Upon receipt of your request, CNRACL will send you a study buyback request form on which the date of your request is pre-filled.

This date corresponds to the day on which your request was received and determines the cost parameters for the buyback.

You must complete and sign this form.

Your employer's administration checks the information on the form and completes the sections reserved for it.

You must then send the form to CNRACL.

Upon receipt of your application, CNRACL will send you an acknowledgement of receipt.

Hospital (FPH)

You must submit your request to the CNRACL: titleContent :

  • Either on free paper indicating your name, surname, Social Security number and address, precise dates of start and end of each period of study that you wish to buy back
  • Either by contacting CNRACL directly by telephone.

Upon receipt of your request, CNRACL will send you a study buyback request form on which the date of your request is pre-filled.

This date corresponds to the day on which your request was received and determines the cost parameters for the buyback.

You must complete and sign this form.

Your employer's administration checks the information on the form and completes the sections reserved for it.

You must then send the form to CNRACL.

Upon receipt of your application, CNRACL will send you an acknowledgement of receipt.

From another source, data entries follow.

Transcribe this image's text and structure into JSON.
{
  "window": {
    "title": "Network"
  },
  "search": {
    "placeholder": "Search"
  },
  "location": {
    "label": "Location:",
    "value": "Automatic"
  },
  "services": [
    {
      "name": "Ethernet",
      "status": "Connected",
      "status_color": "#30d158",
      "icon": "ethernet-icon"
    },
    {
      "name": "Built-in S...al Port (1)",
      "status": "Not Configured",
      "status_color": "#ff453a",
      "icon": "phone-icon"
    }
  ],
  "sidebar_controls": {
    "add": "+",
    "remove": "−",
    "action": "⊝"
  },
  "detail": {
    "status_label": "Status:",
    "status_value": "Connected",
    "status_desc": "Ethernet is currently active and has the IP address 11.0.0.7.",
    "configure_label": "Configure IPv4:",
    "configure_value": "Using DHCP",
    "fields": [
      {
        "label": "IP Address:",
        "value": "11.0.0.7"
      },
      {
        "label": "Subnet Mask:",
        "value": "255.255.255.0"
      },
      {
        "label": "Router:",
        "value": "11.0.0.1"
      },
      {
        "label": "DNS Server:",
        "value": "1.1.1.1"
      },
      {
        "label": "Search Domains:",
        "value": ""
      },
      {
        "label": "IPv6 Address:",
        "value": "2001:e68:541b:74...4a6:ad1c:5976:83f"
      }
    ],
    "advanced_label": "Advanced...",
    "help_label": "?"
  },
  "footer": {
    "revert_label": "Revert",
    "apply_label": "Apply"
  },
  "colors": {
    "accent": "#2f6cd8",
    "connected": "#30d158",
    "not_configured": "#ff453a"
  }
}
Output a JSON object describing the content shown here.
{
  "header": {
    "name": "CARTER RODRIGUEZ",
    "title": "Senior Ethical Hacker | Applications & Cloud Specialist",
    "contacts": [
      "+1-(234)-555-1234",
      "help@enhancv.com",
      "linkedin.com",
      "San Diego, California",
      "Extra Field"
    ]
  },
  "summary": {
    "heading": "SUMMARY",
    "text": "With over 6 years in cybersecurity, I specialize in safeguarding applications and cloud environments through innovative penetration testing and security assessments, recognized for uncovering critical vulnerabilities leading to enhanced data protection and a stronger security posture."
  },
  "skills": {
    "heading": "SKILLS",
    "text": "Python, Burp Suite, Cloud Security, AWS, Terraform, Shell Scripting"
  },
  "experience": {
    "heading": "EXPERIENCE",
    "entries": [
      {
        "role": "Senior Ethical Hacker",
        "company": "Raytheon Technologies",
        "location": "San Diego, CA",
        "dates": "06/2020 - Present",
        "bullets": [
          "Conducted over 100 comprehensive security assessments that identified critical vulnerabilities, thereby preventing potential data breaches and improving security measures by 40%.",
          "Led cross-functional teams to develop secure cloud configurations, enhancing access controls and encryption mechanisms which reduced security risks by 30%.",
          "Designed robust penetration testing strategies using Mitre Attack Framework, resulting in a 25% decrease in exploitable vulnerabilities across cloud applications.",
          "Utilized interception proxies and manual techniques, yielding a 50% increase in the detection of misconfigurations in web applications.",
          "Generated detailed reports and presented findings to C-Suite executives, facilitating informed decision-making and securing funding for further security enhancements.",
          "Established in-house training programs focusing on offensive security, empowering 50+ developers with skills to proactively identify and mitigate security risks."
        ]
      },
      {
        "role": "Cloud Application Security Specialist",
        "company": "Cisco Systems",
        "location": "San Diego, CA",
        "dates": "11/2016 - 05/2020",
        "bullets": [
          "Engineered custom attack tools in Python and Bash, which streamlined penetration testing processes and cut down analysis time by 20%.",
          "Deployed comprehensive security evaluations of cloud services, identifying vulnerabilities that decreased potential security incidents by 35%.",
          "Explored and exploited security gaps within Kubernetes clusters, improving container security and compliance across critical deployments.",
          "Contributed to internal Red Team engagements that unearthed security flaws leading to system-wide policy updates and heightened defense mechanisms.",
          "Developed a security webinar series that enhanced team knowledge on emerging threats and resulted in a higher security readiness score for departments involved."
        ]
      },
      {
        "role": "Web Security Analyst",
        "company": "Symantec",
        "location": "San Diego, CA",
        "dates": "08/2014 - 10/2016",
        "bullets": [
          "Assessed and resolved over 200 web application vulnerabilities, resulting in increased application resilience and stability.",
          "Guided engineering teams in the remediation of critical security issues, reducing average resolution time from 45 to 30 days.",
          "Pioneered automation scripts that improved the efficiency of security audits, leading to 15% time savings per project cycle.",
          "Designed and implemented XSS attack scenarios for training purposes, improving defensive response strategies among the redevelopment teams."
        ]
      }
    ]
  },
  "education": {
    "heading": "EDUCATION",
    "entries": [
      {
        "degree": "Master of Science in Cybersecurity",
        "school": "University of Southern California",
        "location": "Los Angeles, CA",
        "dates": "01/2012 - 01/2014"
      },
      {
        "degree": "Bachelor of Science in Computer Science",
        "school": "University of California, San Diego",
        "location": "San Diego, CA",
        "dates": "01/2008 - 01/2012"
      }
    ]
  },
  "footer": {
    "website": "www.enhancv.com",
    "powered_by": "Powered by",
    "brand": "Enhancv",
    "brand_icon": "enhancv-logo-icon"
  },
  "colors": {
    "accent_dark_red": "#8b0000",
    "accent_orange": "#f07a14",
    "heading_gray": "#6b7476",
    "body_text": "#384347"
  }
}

If your redemption request is admissible, your pension fund will send you a buyback proposal within 4 months of receipt of your request.

The proposed buyback includes:

  • The amount of the payment to be made for each quarter that can be taken into account for each of the 3 possible purchase options
  • The total amount of payments to be made
  • A proposal for staggered payments.

The contributions due shall be paid in one installment if they relate to the taking into account of a single quarter.

If it covers several quarters, the payment may be made in several installments up to the limit of:

  • 3 years when the application covers 2 to 4 quarters
  • 5 years when the application is for 5 to 8 quarters
  • 7 years when the application is for 9 to 12 quarters.

From the receipt of the purchase proposal, you have a 3 months to reply.

You must specify thepurchase option chosen and if you wish to benefit from the proposed installment schedule.

The rate and the option to purchase become final from 1er payment made within 6 months of your acceptance.

If your contributions are paid over a period of more than one year, the amount still due shall be increased each year in accordance with the consumer price index excluding tobacco.

The payments are suspended and the staggering time is extended especially during periods when you are placed in one of the following situations:

  • Sick leave, long-term sick leave or long-term sick leave when you are no longer fully paid
  • Family solidarity leave
  • Availability
  • Parental Leave
  • Parental Presence Leave
  • Caregiver leave.

If you do not respond to the purchase proposal or if you do not make the payment on time, you must wait at least one year before being able to make a new purchase request.

If you refuse the proposal, you can reformulate an application immediately.

You can formulate multiple redemption requests up to 12 quarters. A new application is only possible if the full amount of the contribution due in respect of the previous application has been paid.

At any time, you can decide to pay the balance of outstanding contributions in advance.

The amount of your contributions is deductible from gross taxable income.